This route describes a hike to the top of Val Benchmark
(12516) located in the Uinta Mountains of Utah. It is over 16 miles one way to the summit. Most of the route is on a well maintained trail or involves straightforward cross country travel. There is a 1 mile section towards the end that is class 2, possibly easy class 3, but the rest is class 1.
In brief, start at Henrys Fork Trailhead and take the trail 9.75 miles to Gunsight Pass. Drop into Painter Basin and head for Trail Rider Pass 3.6 miles away. From the pass, follow the ridge 2.85 miles east to the summit.
Length: 16.2 miles 1 way
Round trip elevation gain: 4700 feet
Start elevation: 9400 feet
Summit elevation: 12516
The route starts at the Henrys Fork Trailhead, located on the north slope of the Uintas, about a 2.5 hour drive from Salt Lake City. See the directions in the Getting There
section for the Val Benchmark page.
Start at Henrys Fork Trailhead and take the trail 9.75 miles to Gunsight Pass. A major milestone 5.3 miles along the way is Elkhorn crossing, where you cross the Henrys Fork River on a bridge located at N40 51.277 W110 22.953. You don't want to miss this bridge as the water will be flowing fast and furious for much of the summer. After cresting the pass you get your first view of Val Benchmark. Here's what it looked like mid morning.
Val Benchmark ridge
Here's what it looked like late afternoon from a point a little farther from the pass.
Val Benchmark ridge
From the pass, take the trail (#168) SE into Painter Basin 1.5 miles until you reach the intersection with the trail heading toward Anderson Pass at N40 46.886 W110 20.519. Leave the trail and travel cross country 1.6 miles to the base of Trail Rider Pass as shown by the red line on the map. There is a trail shown on the USGS map (#043) that you can try to pick up. However, it's either not where it's supposed to be or is not distinctive enough to notice so I just continued cross country towards the pass. There are several small streams that require minor scouting to find a crossing. Even though several swamps are shown on the map, they can always be skirted easily. As you near the base of the pass, you will begin to see cairns marking the way, but no distinct path. As the route steepens, a distinct path appears that is followed to about 11640 feet at which point you should start veering east to attain the ridge. It is about .4 miles from the base of the pass to the pass.

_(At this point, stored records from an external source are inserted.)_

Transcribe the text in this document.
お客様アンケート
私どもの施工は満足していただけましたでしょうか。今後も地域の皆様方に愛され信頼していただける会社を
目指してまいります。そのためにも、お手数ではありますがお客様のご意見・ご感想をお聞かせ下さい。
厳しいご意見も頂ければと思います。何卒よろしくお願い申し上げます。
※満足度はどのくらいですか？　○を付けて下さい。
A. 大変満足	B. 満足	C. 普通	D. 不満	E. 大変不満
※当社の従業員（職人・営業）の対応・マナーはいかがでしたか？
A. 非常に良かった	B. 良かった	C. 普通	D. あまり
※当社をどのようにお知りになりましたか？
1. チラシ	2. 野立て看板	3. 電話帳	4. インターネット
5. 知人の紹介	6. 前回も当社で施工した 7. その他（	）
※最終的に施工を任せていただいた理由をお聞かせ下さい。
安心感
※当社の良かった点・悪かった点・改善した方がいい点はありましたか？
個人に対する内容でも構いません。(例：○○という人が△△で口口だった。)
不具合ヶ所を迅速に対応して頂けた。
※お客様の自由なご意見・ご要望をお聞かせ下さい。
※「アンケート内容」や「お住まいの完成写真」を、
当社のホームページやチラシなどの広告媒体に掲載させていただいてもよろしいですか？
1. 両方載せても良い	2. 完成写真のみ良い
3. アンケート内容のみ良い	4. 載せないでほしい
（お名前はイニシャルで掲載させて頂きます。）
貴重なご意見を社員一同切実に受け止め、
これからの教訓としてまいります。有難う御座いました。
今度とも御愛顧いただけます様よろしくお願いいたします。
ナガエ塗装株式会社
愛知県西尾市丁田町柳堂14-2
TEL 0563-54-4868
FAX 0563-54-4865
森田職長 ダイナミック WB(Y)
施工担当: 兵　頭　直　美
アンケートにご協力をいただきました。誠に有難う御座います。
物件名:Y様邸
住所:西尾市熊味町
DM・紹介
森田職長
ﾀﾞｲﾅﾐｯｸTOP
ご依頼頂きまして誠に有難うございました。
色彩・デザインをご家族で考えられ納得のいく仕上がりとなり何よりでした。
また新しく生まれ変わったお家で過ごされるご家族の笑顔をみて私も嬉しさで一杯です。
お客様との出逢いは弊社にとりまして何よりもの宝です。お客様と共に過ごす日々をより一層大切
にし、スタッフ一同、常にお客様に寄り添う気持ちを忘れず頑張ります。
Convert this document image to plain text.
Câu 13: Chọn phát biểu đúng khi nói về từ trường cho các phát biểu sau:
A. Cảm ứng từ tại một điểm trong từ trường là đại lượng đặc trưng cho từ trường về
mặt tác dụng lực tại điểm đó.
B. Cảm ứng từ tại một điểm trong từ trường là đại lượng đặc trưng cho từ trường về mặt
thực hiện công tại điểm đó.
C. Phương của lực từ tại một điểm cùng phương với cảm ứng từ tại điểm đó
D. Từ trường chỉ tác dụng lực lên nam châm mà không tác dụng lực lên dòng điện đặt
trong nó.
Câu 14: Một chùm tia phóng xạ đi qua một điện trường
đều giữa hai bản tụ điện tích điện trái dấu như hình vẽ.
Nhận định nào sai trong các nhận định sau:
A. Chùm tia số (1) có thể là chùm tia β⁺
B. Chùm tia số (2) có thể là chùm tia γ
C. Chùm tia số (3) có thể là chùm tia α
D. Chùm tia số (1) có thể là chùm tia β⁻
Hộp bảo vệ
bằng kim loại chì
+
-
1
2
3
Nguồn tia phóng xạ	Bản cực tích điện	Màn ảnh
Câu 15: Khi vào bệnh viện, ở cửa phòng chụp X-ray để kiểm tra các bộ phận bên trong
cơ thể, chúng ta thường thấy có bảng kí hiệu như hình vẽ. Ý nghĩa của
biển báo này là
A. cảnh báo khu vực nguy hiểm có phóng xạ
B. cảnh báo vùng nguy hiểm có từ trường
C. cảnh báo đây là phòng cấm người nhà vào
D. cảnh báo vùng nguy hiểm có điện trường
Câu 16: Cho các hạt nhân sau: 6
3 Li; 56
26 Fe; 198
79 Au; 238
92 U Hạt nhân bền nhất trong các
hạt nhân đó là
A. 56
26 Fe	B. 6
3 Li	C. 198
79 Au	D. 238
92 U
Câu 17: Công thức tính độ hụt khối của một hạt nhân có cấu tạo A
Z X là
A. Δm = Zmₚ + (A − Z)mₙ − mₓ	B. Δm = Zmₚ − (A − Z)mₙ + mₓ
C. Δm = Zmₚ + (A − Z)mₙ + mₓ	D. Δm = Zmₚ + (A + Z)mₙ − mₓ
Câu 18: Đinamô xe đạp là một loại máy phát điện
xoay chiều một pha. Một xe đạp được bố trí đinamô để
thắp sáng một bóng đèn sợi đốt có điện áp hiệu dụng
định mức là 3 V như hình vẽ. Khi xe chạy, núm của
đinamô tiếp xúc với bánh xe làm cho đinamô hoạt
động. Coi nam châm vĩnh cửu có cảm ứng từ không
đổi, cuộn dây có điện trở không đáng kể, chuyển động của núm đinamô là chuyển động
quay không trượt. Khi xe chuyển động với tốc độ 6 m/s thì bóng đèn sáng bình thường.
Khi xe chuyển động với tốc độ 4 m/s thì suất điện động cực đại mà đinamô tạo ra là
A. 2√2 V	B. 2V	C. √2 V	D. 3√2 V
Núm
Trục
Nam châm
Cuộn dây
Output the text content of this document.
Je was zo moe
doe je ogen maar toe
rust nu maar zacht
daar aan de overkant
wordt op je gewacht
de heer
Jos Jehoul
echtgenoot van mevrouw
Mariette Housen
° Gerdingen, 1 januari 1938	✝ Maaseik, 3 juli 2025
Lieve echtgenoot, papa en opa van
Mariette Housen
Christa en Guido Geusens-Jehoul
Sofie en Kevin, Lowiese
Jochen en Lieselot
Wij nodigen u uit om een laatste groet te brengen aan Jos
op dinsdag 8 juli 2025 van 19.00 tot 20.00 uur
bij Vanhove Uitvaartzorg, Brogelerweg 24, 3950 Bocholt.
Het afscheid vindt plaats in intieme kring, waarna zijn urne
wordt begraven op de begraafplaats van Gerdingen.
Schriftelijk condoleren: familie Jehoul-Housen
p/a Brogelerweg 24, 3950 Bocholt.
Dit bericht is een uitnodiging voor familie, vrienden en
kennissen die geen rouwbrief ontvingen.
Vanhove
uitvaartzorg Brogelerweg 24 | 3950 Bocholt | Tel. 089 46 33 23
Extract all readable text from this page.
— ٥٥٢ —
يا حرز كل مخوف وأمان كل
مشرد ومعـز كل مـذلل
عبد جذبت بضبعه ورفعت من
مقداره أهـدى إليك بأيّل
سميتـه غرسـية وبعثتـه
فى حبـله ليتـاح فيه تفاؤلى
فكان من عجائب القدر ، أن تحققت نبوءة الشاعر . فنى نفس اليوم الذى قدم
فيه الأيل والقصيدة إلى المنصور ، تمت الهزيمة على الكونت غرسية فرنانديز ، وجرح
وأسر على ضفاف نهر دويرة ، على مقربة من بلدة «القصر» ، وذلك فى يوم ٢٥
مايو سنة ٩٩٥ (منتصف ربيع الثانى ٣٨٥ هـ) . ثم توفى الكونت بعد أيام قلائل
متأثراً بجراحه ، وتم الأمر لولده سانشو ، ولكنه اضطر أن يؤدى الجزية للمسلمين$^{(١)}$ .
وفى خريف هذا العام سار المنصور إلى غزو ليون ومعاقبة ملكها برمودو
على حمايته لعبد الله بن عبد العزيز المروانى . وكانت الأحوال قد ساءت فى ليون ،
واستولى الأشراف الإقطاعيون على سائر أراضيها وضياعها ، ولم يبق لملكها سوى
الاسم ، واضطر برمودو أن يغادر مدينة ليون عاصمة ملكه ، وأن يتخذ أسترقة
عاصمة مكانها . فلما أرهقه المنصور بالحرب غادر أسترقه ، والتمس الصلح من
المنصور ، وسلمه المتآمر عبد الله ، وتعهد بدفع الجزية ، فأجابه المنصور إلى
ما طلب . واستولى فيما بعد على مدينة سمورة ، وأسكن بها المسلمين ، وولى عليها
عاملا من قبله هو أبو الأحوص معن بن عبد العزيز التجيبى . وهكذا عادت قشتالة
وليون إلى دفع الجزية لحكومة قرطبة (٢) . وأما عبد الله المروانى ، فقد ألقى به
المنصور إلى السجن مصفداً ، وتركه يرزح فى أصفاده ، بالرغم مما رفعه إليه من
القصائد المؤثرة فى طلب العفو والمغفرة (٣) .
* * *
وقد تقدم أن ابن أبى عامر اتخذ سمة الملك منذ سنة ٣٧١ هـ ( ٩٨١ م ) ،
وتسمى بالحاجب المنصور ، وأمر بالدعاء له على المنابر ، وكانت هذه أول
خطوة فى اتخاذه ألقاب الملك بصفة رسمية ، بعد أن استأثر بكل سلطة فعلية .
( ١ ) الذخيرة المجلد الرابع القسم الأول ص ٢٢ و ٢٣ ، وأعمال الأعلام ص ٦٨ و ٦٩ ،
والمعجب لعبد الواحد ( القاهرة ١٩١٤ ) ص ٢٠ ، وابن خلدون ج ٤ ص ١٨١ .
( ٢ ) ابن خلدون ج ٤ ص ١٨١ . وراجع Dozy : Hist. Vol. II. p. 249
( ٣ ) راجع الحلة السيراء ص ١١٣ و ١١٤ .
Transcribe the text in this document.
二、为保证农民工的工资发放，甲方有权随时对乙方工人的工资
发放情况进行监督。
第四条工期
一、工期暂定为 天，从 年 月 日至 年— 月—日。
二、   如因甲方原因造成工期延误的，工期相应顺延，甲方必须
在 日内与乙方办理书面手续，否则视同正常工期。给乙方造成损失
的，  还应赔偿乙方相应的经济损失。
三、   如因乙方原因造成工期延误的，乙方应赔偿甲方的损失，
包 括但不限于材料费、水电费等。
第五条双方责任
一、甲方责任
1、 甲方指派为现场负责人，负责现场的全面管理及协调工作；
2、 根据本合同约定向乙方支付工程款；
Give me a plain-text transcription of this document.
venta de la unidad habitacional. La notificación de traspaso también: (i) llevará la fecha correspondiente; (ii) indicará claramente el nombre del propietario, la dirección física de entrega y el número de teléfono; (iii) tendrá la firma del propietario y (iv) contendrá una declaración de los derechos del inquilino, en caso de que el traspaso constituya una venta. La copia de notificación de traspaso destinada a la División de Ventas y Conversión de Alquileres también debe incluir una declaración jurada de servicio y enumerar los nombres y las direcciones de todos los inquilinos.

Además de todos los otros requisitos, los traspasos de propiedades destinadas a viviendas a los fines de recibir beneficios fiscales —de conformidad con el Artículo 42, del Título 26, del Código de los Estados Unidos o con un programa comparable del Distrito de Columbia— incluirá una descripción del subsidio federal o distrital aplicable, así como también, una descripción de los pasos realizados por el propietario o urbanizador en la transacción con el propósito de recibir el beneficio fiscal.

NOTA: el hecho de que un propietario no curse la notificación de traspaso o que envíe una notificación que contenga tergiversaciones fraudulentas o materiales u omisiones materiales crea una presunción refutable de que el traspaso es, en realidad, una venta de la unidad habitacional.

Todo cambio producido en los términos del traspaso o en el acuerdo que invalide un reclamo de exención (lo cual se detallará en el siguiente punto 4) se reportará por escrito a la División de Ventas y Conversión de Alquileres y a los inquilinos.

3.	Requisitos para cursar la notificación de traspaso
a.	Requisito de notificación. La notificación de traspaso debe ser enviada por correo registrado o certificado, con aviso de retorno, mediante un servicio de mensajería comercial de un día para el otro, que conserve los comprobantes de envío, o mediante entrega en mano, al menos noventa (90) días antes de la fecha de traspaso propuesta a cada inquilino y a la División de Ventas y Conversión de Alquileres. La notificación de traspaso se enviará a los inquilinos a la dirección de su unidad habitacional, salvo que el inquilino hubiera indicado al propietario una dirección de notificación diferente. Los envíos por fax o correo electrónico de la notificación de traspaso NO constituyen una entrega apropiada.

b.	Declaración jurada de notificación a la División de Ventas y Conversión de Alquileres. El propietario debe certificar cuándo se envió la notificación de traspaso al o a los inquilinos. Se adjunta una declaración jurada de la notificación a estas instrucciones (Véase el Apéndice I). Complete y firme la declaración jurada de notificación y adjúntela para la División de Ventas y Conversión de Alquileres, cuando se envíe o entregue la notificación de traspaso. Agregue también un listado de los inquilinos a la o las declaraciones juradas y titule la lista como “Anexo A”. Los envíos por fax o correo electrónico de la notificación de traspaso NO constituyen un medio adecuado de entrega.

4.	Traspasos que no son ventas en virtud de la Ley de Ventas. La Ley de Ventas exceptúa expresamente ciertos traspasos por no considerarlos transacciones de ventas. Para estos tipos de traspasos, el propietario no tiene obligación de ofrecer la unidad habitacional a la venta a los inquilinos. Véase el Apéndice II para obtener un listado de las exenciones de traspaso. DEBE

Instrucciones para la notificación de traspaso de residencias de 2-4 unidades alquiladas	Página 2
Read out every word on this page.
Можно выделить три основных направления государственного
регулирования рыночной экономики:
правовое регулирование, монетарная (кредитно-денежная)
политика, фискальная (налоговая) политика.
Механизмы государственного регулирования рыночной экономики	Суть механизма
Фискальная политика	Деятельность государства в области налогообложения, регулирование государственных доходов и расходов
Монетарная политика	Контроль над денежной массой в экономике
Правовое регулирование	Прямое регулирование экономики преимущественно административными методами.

Looking back at Painter Basin and Gunsight Pass
At the top of the pass follow the ridge 1.5 miles east, until bump 12327 is reached. This portion of the ridge has a definite crest to it. The one mile stretch preceding 12327 is rather slow going. If you stick to the top of ridge you will find large flat shifting slabs. It's not difficult, but you have to be careful and it's time consuming. In this area I found tons of large spider webs stretching 3 feet or so from one big rock to another. This also made the going slow because I was afraid that if I plowed right through, I might get bitten. On the way back, I stayed lower and traversed to the south of the ridge. The rocks were smaller and didn't shift, but I wouldn't call them easy to walk on and progress was again slow.
From the top of 12327 it is another 1.35 miles to the top of Val Benchmark This section of the ridge is more like a plateau than a ridge and has no well defined crest.
The ridge leading to 12327 Approaching 12327 Almost at the "summit" of Val Benchmark
I did this trip in one long day. It took 7 hours and 50 minutes to get to Val and 16 hours and 20 minutes round trip. Most people would prefer to set up a base camp in Painter Basin and do this and several surrounding peaks on the same trip. From Trail Rider Pass at the west end of the Val ridge, it looked as though one could scramble up the ridge to the southwest about a mile to climb Trail Rider Peak. From that summit it is less than a mile to either Roberts Peak south or Painter Peak north. All three of these peaks are seldom climbed.
Roberts Peak Trail Rider Peak Painter Peak
When to Climb
July through early September are the best months to hike in the Uintas. June might be okay depending upon the previous winter's snowpack. In early summer, the portion of the trail through Henrys Fork Basin will likely be very muddy and in places have standing water on it. The mosquitoes will be biting all summer long. In September, the mosquitoes have dissipated but any precipitation coming down after September 1st will most likely be as snow. It will melt quickly at the beginning of the month but by the middle will stick around until next summer on shady northern slopes.